A test item is regarded as a sensitizer in the LLNA if the exposure to one or more test concentrations resulted in 3-fold or greater increase in incorporation of ³HTdR compared with concurrent controls, as indicated by the S.I.  In this study S.I. of 1.8, 2.8 and 6.5 were determined with the test item at concentrations of 2%, 20% (w/v) in PEG 300 and 100% (undiluted), respectively.  Tea Tree Oil was therefore found to be a potential skin sensitizer and an EC3 value of 24.3% (w/v) was derived.

Endpoint conclusion
Endpoint conclusion:
no adverse effect observed (not sensitising)

Respiratory sensitisation

Endpoint conclusion
Endpoint conclusion:
no study available

Justification for classification or non-classification

A total of four murine Local Lymph Node Assays (LLNA) are available for tea tree oil.  EC3 values obtained in the LLNAs ranged between 25.5% and 4.4%, suggesting that tea tree oil has weak to moderate skin sensitising potential.  However, a principal confounding factor for the LLNA test concerns the fact that tea tree oil is classified as a Cat. 2 irritant in contact with skin. (see section 5.3.4).  It is known that both sensitisers and irritants can induce lymphocyte proliferation.  Whereas true sensitisers stimulate the proliferation of antigen-specific lymphocytes, the response for irritants is nonspecific.  Measurement of lymphocyte proliferation in the LLNA using 3H-T incorporation does not allow for a differentiation of these effects.  Because of this, it is recognised that, taken in isolation, testing of non-sensitising, irritating substances using the LLNA can give rise to false positive results.
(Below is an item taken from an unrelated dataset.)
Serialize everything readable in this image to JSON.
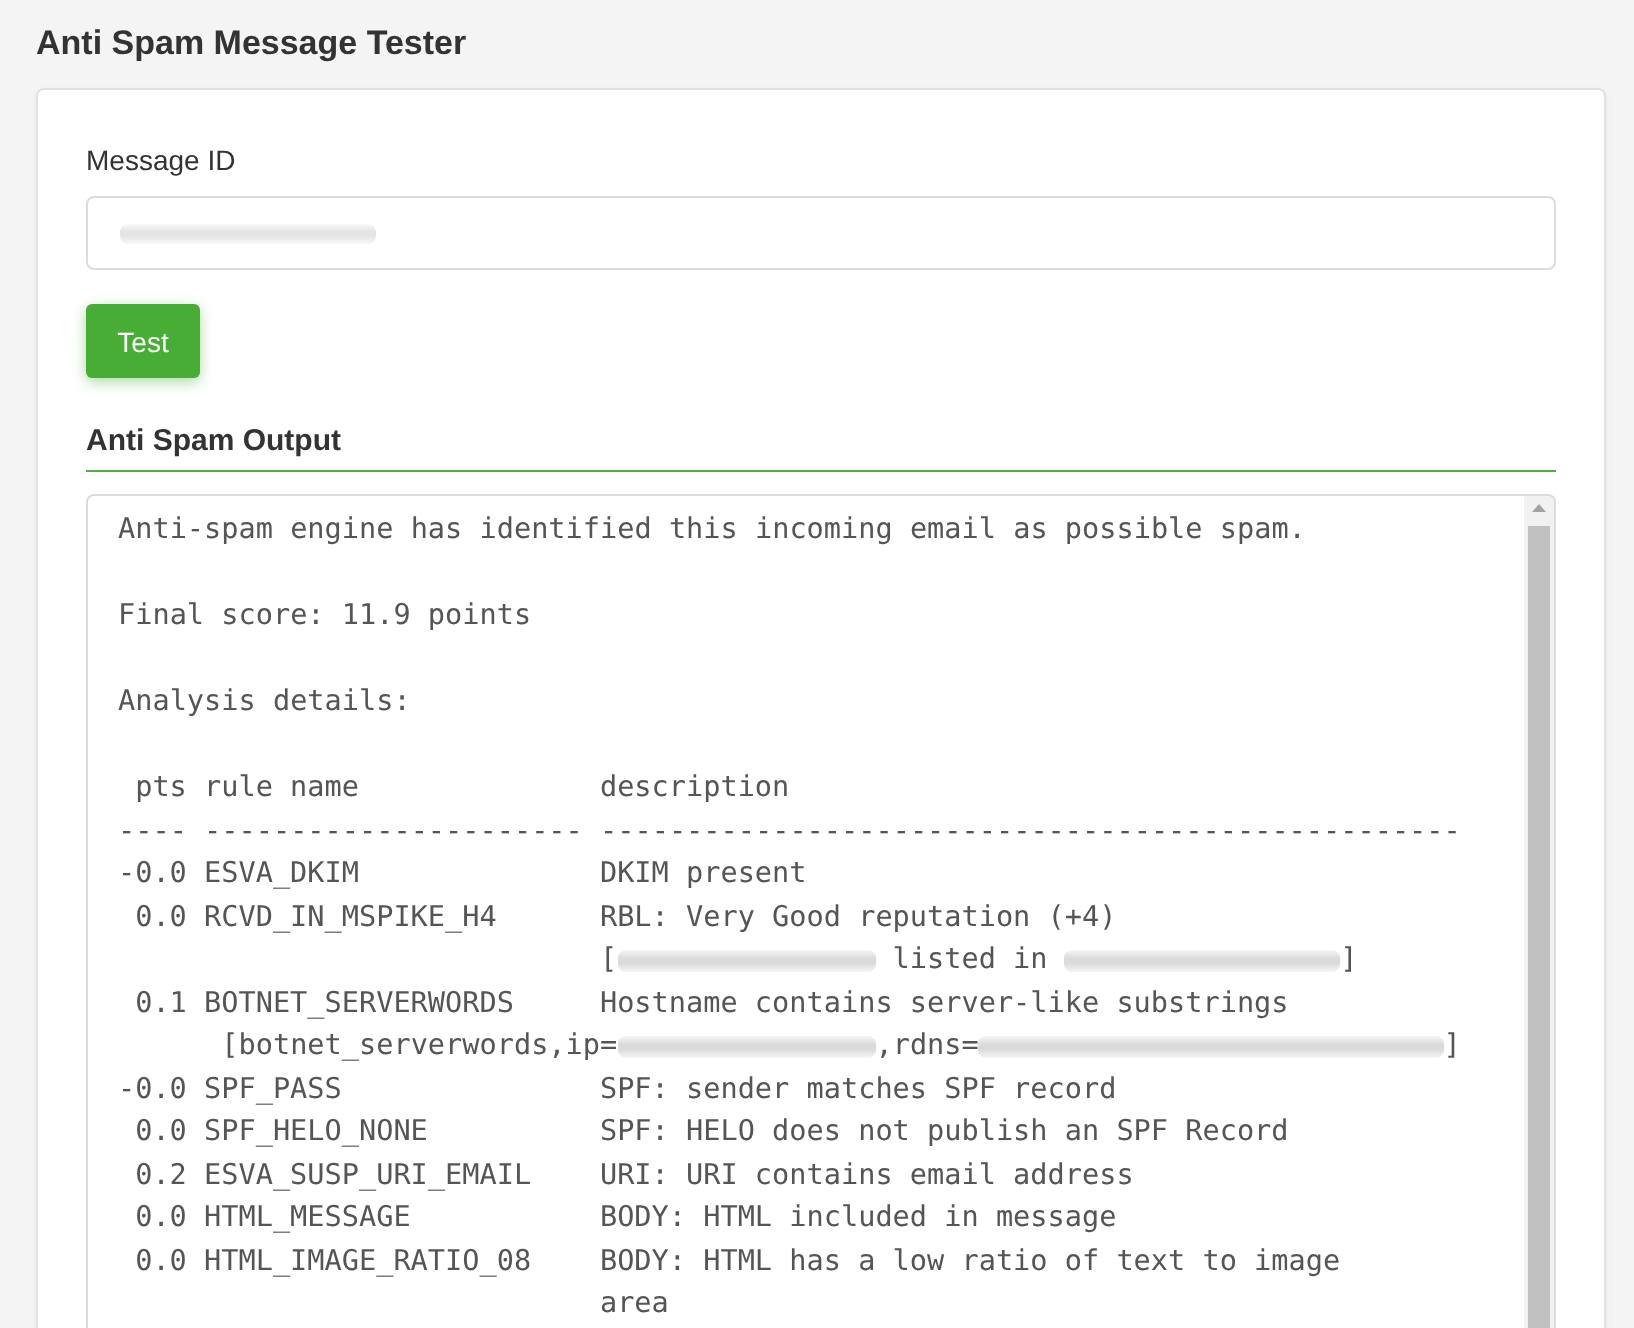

A single Guinea Pig Maximisation Test (GPMT) conducted in accordance with the Magnusson and Kligmann method is also available (Bolt, 1989).  No positive reactions were seen in any of the twenty test animals evaluated.  The guinea pig provides a better model for the human immune system than does the mouse.  Given the strengths of the GPMT method, and its ability to differentiate between specific and non-specific lymphocyte proliferations with a degree of confidence not possible in the LLNA, the results of the existing study should be taken into account when a GPMT study is already available.

In view of the very clear negative result obtained in the GPMT, it is concluded that tea tree oil does not meet the criteria for classification as a skin sensitiser.